Trophic state and GHG emissions
The TRIAGE project addressed this knowledge gap by quantifying how the aquatic GHG emission balance varies with trophic state and by developing a model describing the main drivers of this variability to help in predicting the response of aquatic systems to environmental change. Trophic state is the total biomass in the water body and ranges from oligotrophic (least productive) to eutrophic/hyper eutrophic (most productive). This research was undertaken with the support of the Marie Skłodowska-Curie Actions programme and involved surveys of seven Swiss lakes: Baldegg, Hallwil and Soppen in the lowlands and Bretaye, Chavonnes, Lioson and Noir in the Alpine foothills known as the Prealps.
“These seven were chosen because they constitute a climate, size, and trophic gradient. Three lakes are in the lowlands and are relatively large, while the other four are small prealpine lakes about 1 800 metres above sea level. A trophic gradient was present in both sets of lakes,” states MSCA research fellow Tonya DelSontro.
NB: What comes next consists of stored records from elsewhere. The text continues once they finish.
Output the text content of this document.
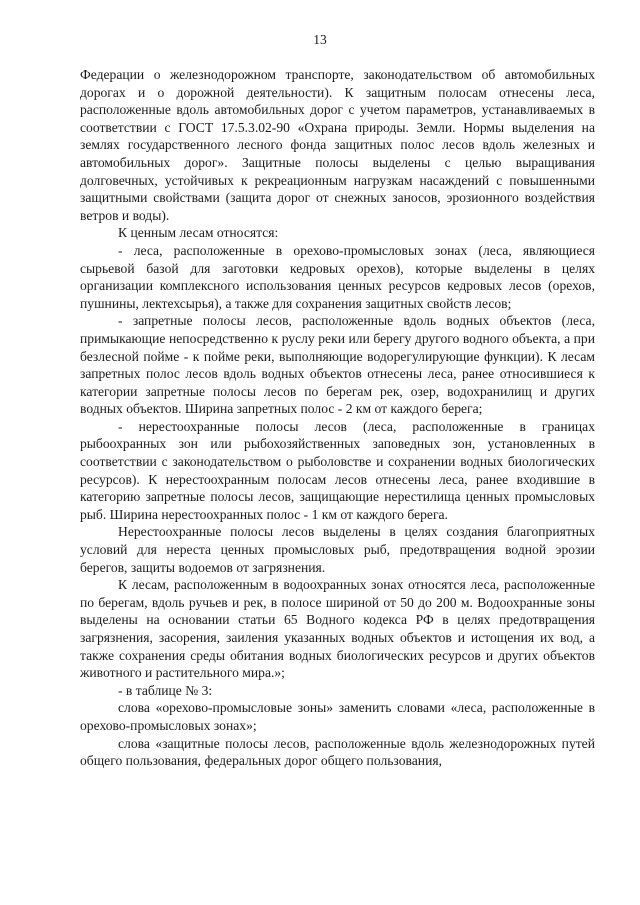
13

Федерации о железнодорожном транспорте, законодательством об автомобильных дорогах и о дорожной деятельности). К защитным полосам отнесены леса, расположенные вдоль автомобильных дорог с учетом параметров, устанавливаемых в соответствии с ГОСТ 17.5.3.02-90 «Охрана природы. Земли. Нормы выделения на землях государственного лесного фонда защитных полос лесов вдоль железных и автомобильных дорог». Защитные полосы выделены с целью выращивания долговечных, устойчивых к рекреационным нагрузкам насаждений с повышенными защитными свойствами (защита дорог от снежных заносов, эрозионного воздействия ветров и воды).

К ценным лесам относятся:

- леса, расположенные в орехово-промысловых зонах (леса, являющиеся сырьевой базой для заготовки кедровых орехов), которые выделены в целях организации комплексного использования ценных ресурсов кедровых лесов (орехов, пушнины, лектехсырья), а также для сохранения защитных свойств лесов;

- запретные полосы лесов, расположенные вдоль водных объектов (леса, примыкающие непосредственно к руслу реки или берегу другого водного объекта, а при безлесной пойме - к пойме реки, выполняющие водорегулирующие функции). К лесам запретных полос лесов вдоль водных объектов отнесены леса, ранее относившиеся к категории запретные полосы лесов по берегам рек, озер, водохранилищ и других водных объектов. Ширина запретных полос - 2 км от каждого берега;

- нерестоохранные полосы лесов (леса, расположенные в границах рыбоохранных зон или рыбохозяйственных заповедных зон, установленных в соответствии с законодательством о рыболовстве и сохранении водных биологических ресурсов). К нерестоохранным полосам лесов отнесены леса, ранее входившие в категорию запретные полосы лесов, защищающие нерестилища ценных промысловых рыб. Ширина нерестоохранных полос - 1 км от каждого берега.

Нерестоохранные полосы лесов выделены в целях создания благоприятных условий для нереста ценных промысловых рыб, предотвращения водной эрозии берегов, защиты водоемов от загрязнения.

К лесам, расположенным в водоохранных зонах относятся леса, расположенные по берегам, вдоль ручьев и рек, в полосе шириной от 50 до 200 м. Водоохранные зоны выделены на основании статьи 65 Водного кодекса РФ в целях предотвращения загрязнения, засорения, заиления указанных водных объектов и истощения их вод, а также сохранения среды обитания водных биологических ресурсов и других объектов животного и растительного мира.»;

- в таблице № 3:

слова «орехово-промысловые зоны» заменить словами «леса, расположенные в орехово-промысловых зонах»;

слова «защитные полосы лесов, расположенные вдоль железнодорожных путей общего пользования, федеральных дорог общего пользования,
Scientists quantified the total CH4 and CO2, including sediment production, water column accumulation, and atmospheric flux, and fluxes for N2O. They also measured, physical, chemical, and biological variables such as light extinction, water column stability, and concentrations of nutrients, carbon, chlorophyll, and algae. Results indicate that the balance of GHG emissions shift with trophic state, so that more eutrophic systems emit more GHGs, particularly CH4. In addition, prealpine lakes, which were thought to be pristine systems, can also be eutrophic and significant carbon emitters.
Better water management
TRIAGE conducted some of the most detailed studies of GHG balances of prealpine lakes to date, demonstrating their huge carbon-emitting capacity.
“These findings will likely change the perception of all prealpine lakes as pristine systems and alter the way land and water are managed in the Alps, particularly in a warming climate. Moreover, our findings that nitrogen plays a more important role than phosphorus in determining CH4 emissions from systems suggests that land and water managers should reconsider how they evaluate potential eutrophication in Swiss lakes,” notes DelSontro.
The trophic state of a lake dictates its CH4 production and cycling. Hence, CH4 could be used as a variable to describe the trophic state of a system.
“Trophic state indices used in the literature can present significantly different results within a system and over time, most likely due to varying nutrients and biomass over time. The overall CH4 level of a lake is consistent across systems, particularly in summer, and could provide a more robust approximation of the trophic state of a lake. This change in thinking could have significant implications for current water management policies,” DelSontro concludes.